Mai au vignoble : la guerre silencieuse contre le gel tardif
Bougies, éoliennes, hélicoptères : chaque printemps, les vignerons français livrent une bataille nocturne contre quelques degrés en dessous de zéro. Plongée dans une veille devenue rituelle.
Il est trois heures du matin dans la Côte de Beaune. Une lueur orangée vacille entre les rangs de chardonnay, comme si le vignoble avait décidé d'organiser une veillée funèbre à la lumière des cierges. Ce ne sont pas des bougies d'anniversaire : ce sont des chaufferettes antigel, et les vignerons qui les surveillent n'ont pas dormi depuis quarante-huit heures. Bienvenue en mai, le mois où la France viticole retient son souffle.
Saints de glace, saints de stress
La tradition les nomme avec une politesse toute paysanne : Mamert, Pancrace et Servais, les fameux saints de glace, qui sévissent traditionnellement entre le 11 et le 13 mai. La science, elle, parle de masses d'air polaire descendant en fin de printemps sur des bourgeons devenus tendres après un débourrement précoce. Le résultat est le même : une nuit à -2°C peut anéantir 80 % d'une récolte en quelques heures.
Depuis une décennie, le phénomène s'est aggravé. Les hivers plus doux avancent le cycle végétatif, exposant les jeunes pousses aux gelées tardives. Le millésime 2021 reste dans toutes les mémoires : pertes estimées à 2 milliards d'euros à l'échelle nationale, des Coteaux du Layon à la Champagne. Depuis, mai n'est plus un mois romantique pour les vignerons. C'est un mois de garde.
L'arsenal antigel : entre poésie et ingénierie
Face au péril, les parades se sont multipliées, et certaines flirtent avec la science-fiction. Les bougies de paraffine, à 8 euros pièce et 400 unités à l'hectare, restent la méthode la plus photogénique — celle qui transforme les vignes en chemin de procession. Mais le coût, environnemental autant que financier, en limite l'usage aux parcelles les plus prestigieuses.
Les tours antigel, ces grandes éoliennes qui brassent l'air pour casser l'inversion thermique, gagnent du terrain en Bourgogne et dans le Bordelais. Plus spectaculaire encore : l'hélicoptère, loué à prix d'or par certains crus classés, qui survole les parcelles à basse altitude pour repousser l'air froid vers le ciel. Une heure de vol, 1 500 euros. La poésie a un prix.
D'autres misent sur l'aspersion d'eau, qui forme une gangue de glace protectrice autour des bourgeons — un paradoxe physique qui ferait sourire si l'enjeu n'était pas si lourd. Et puis il y a les approches plus discrètes : tailles tardives pour retarder le débourrement, choix de cépages plus rustiques, replantation en coteaux moins exposés.
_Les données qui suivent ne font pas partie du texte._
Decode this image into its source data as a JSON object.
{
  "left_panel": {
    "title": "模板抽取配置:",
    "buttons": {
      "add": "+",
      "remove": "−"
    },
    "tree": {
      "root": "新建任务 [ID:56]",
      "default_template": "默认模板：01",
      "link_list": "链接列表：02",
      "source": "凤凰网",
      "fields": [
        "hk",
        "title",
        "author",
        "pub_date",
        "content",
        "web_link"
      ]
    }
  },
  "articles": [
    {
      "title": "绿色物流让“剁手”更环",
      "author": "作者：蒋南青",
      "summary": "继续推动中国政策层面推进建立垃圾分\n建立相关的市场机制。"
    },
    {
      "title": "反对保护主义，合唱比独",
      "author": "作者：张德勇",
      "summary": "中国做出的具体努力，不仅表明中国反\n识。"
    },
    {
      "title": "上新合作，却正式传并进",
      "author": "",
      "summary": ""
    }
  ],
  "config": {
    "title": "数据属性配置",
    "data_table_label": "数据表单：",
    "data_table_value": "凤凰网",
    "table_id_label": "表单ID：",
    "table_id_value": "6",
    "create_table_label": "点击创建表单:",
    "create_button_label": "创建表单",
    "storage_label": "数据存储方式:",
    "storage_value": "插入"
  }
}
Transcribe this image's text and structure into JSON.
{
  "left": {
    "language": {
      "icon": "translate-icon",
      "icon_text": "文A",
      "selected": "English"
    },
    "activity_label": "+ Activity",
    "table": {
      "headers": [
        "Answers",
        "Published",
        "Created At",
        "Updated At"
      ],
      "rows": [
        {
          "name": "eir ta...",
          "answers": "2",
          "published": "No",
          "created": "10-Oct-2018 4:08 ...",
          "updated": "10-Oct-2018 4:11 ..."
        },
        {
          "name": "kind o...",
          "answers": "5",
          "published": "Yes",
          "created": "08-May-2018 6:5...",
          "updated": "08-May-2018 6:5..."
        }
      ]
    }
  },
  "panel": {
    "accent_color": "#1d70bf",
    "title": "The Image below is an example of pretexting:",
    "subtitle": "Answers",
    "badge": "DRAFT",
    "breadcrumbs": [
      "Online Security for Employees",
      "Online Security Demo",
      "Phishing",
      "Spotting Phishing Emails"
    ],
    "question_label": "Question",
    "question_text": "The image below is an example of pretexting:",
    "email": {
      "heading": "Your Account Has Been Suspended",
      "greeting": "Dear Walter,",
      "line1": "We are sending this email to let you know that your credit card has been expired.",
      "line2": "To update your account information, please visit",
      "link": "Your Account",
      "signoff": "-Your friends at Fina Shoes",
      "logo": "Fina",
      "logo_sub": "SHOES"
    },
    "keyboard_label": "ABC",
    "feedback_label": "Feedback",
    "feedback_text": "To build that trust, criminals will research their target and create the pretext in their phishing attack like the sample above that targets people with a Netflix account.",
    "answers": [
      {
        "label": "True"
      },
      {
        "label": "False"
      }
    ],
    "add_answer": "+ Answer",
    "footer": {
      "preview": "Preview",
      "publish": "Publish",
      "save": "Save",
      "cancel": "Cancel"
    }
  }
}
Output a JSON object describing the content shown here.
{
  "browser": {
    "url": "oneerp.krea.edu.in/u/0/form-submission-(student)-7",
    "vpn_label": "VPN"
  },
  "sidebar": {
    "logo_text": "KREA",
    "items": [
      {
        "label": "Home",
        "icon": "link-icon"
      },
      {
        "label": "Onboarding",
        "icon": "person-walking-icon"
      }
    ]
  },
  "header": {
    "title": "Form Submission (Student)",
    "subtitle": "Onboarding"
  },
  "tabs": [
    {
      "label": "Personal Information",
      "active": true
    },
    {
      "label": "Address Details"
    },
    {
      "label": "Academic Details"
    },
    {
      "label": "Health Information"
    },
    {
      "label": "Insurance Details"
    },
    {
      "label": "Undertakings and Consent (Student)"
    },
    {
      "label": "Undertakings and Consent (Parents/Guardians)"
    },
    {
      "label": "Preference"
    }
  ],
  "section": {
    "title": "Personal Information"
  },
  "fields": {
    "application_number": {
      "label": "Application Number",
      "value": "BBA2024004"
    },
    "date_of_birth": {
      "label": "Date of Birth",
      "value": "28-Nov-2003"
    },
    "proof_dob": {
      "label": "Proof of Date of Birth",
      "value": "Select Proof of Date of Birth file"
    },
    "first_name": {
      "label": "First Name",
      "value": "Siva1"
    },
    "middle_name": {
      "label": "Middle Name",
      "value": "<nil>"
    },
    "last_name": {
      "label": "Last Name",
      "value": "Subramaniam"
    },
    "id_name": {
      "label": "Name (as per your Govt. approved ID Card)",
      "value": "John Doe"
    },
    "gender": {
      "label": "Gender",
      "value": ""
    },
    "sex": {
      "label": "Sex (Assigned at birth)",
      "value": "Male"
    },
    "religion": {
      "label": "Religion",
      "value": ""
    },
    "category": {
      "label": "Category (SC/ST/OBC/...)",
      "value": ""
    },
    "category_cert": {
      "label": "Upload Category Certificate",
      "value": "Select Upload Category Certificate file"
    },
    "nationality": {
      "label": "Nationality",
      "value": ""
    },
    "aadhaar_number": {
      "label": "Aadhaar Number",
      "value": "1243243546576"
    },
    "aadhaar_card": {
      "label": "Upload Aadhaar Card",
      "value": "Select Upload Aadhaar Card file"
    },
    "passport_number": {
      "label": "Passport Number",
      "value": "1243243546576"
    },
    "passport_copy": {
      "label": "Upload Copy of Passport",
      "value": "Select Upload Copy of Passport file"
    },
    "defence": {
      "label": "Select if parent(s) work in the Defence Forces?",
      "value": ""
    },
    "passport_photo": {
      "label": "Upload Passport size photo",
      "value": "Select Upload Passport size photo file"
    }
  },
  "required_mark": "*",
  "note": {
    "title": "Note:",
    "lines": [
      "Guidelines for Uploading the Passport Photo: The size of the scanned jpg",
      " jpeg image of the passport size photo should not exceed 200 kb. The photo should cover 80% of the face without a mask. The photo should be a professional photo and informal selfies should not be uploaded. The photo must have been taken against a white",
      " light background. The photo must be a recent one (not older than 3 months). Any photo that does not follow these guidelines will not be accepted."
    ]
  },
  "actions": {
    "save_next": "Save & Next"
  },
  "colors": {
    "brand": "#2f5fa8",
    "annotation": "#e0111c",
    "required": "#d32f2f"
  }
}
Vers une viticulture du climat incertain
Mai 2026 s'est plutôt bien comporté jusqu'ici, avec des températures clémentes et peu d'épisodes critiques. Mais le soulagement est de courte durée : la profession sait que l'aléa climatique est devenu structurel. Les assurances récolte, longtemps boudées, sont désormais souscrites par près de 40 % des exploitations viticoles françaises, contre 25 % il y a cinq ans.
Au-delà des chiffres, c'est une culture du veille qui s'installe. Les groupes WhatsApp de vignerons s'allument à minuit, les stations météo connectées biseautent leurs alertes, et les jeunes générations apprennent un nouveau métier : celui de pompier des bourgeons. Quand vous dégusterez un grand blanc 2026 dans cinq ans, ayez une pensée pour ces nuits de mai où quelqu'un, quelque part, a veillé pour qu'il existe.